Ecco la radice forse più decisiva del carattere liquido della modernità, sino all'esito più preoccupante della dichiarata morte del prossimo e della conclamata solitudine paradossalmente tipica dell'era tecno-comunicativa che conosce un accelerato moltiplicarsi dei contatti a fronte della dissoluzione dei vincoli sociali e dei legami relazionali. A tutta questa problematica è riconducibile il fenomeno di un vissuto sempre più concitato, segnato da un'operatività meccanica, non più generata dalla viva interiorità di chi è disposto a lasciarsi pervadere e fecondare dalla calda e luminosa energia dell' ascolto.


Note
[1] Gli studiosi rilevano come nell'antica civiltà indoeuropea esistesse un'unica figura di intellettuale con funzioni prevalenti in ambito religioso: il sacerdote, la cui funzione si esprimeva sostanzialmente per mezzo di una parola dal valore magico-rituale, una parola dotata di potenza ed effettività: si veda G. Filoramo, Storia delle religioni 1. Le religioni antiche, Laterza, Bari-Roma 1994; J. Ries, Mito e rito. Le costanti del sacro, Jaca Book, Milano 2008, 409-442, che fanno tesoro delle fondamentali acquisizioni in ambito antropologico e storico-religioso di Mircea Eliade e Georges Dumézil.

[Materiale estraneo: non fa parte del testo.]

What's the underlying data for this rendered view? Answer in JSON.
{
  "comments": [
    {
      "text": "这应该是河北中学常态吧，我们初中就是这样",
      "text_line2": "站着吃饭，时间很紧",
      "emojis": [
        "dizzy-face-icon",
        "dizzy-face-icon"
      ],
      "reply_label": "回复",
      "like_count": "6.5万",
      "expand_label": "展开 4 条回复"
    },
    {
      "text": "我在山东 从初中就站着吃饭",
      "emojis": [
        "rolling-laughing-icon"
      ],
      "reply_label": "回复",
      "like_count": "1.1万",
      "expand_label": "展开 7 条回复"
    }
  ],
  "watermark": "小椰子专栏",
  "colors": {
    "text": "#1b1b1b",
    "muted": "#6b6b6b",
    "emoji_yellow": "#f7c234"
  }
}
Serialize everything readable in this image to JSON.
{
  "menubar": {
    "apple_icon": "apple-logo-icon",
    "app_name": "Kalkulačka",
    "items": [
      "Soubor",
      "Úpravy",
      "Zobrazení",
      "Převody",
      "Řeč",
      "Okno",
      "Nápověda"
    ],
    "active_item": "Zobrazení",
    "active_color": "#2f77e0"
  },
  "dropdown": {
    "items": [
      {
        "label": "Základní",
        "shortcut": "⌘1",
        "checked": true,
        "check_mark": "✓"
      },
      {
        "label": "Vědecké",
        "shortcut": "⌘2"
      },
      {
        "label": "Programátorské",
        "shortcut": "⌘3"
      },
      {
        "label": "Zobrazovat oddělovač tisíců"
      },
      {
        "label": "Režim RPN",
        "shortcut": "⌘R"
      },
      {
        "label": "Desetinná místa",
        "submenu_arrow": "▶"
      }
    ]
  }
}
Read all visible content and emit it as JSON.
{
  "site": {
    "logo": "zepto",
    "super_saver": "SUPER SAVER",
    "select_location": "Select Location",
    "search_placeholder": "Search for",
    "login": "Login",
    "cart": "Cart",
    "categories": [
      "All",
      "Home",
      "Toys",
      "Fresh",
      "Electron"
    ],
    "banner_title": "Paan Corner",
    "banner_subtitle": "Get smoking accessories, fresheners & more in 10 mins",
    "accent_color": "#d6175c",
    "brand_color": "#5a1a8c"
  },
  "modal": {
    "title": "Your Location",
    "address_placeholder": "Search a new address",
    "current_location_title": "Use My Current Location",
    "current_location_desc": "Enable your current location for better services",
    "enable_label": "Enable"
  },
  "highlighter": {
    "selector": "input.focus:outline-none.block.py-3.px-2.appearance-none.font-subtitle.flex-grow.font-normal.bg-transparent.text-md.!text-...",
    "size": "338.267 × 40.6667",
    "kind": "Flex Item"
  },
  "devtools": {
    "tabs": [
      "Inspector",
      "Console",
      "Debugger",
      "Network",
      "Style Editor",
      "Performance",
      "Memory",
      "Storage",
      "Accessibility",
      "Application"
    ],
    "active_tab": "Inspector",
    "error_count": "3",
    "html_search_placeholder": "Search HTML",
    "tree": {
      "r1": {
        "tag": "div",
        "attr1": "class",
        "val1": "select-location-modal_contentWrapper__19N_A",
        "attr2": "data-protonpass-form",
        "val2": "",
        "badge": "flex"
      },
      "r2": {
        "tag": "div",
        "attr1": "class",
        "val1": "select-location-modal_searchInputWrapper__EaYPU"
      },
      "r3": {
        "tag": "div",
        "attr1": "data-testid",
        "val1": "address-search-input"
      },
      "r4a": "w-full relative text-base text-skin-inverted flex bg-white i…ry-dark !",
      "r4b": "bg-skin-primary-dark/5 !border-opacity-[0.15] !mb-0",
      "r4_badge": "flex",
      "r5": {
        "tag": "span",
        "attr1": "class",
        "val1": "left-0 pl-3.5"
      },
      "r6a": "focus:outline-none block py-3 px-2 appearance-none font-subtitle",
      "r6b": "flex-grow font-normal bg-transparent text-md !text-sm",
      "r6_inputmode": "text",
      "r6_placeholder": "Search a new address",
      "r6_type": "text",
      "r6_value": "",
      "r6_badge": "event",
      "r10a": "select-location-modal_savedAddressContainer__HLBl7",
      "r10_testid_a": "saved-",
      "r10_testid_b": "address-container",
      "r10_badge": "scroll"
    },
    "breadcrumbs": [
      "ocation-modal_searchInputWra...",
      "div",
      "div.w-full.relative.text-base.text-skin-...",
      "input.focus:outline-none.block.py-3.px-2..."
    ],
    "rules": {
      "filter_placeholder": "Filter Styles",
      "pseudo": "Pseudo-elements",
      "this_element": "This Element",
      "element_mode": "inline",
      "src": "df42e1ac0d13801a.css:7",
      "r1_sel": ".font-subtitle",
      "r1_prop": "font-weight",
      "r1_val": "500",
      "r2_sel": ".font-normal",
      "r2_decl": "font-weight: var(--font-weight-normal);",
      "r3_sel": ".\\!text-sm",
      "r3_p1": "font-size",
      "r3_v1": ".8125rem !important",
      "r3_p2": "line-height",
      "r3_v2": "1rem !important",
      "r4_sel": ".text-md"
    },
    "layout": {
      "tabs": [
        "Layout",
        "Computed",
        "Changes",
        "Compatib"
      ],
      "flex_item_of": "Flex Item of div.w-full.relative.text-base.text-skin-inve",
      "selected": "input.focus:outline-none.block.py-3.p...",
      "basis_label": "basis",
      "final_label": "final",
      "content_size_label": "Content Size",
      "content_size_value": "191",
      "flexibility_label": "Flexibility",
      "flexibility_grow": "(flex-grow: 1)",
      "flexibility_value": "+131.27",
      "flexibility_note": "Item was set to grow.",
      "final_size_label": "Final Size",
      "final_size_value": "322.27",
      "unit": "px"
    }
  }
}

[2] Sul valore del mito dall'antichità alla modernità si veda ancora J. Ries, Mito e rito, op. cit., p.257.
[3] Queste considerazioni e quelle che seguono sono ampiamente sviluppate nell'opera di María Zambrano. In particolare: M. Zambrano, L'uomo e il divino (1955), tr. it., Edizioni Lavoro, Roma 2009 (2a rist); Ead., Verso un sapere dell'anima (1991), tr. it., Raffaello Cortina, Milano 1996; Ead., Filosofia e poesia (1996), tr. it., Pendragon, Bologna 2010.
[4] F. Nietzsche, La gaia scienza (1882), tr. it., Edizioni studio tesi, Pordenone 1991.
[5] Cf. B.J.F. Lonergan, Il metodo in teologia, Città Nuova, Roma 2001. Un sapere teologico così configurato predilige la povertà del frammento rispetto all'onnipotenza delle sintesi e accetta di percorrere la lunga via delle cose penultime, come ha insegnato Dietrich Bonhoeffer (D. Bonhoeffer, Etica [1939-1943], tr. it., Queriniana, Brescia 1995; G. Bellia, Elogio del frammento. Invito all'etica conversando con Bonhoeffer, Cittadella, Assisi 1992. Solo un sapere fondato sull'esperienza della conversione e sulla sua oggettivazione categoriale è in grado tenere insieme fides e ratio, di muovere in un autentico quaerere dalla prima alla seconda, senza indebite sovrapposizioni che talvolta accade di cogliere anche in taluni ambienti ecclesiali, dove l'enfasi posta sulla ratio (indebitamente preferita all'intellectus degli antichi anche dal recente magistero pontificio: Giovanni Paolo II, enc. Fides et ratio, del 14 settembre 1998, AAS 91 [1999], 5-88) rischia di far smarrire apologeticamente l'assoluta e povera gratuità dell'atto di fede.
[6] Formulato per la prima volta da Rousseau nel 1762 (J.J. Rousseau, Il contratto sociale, tr. it., Feltrinelli, Milano 2003, lib. IV, cap. 8), quello di "religione civile" è un concetto ritornato da qualche anno in auge, ad indicare una modalità della religione, in particolare il cristianesimo, svuotata della sua consistenza misterico-soprannaturale e piegata in senso funzionale alle esigenze etico-sociali nelle nostre democrazie occidentali.
[7] È la vicenda di tanta teologia, la quale, distaccatasi dalle sue fonti bibliche e dal suo fondamento kerygmatico, si è di fatto costruita come puro esercizio di una ratio metafisica. Tali tentativi non si sono purtroppo limitati alla seconda scolastica o al neotomismo: hanno toccato anche la riflessione del'900.
[8] È la storia non solo di certo sapere teologico, ma più in generale pensiero occidentale: la modalità del sapere riflesso, sistematico e strutturato dei linguaggi scientifici si è imposta per dignità e credibilità su quello legato all'interiorità, che cerca oggi nuova espressione, non senza i rischi di una comunicazione ripiegata ed autoreferenziale.
[9] Sui paradigmi gnoseologici dell'ascolto e della visione nella storia del pensiero occidentale si veda l'ampio studio di R. Mancini, L'ascolto come radice. Teoria dialogica della verità, Ed. Scientifiche Italiane, Napoli, 1995. Sull'appiattimento presenzialistico-evenemenziale dell'odierna comunicazione si veda ancora il testo di M. Perniola, Miracoli e traumi della comunicazione, Einaudi, Torino 2009.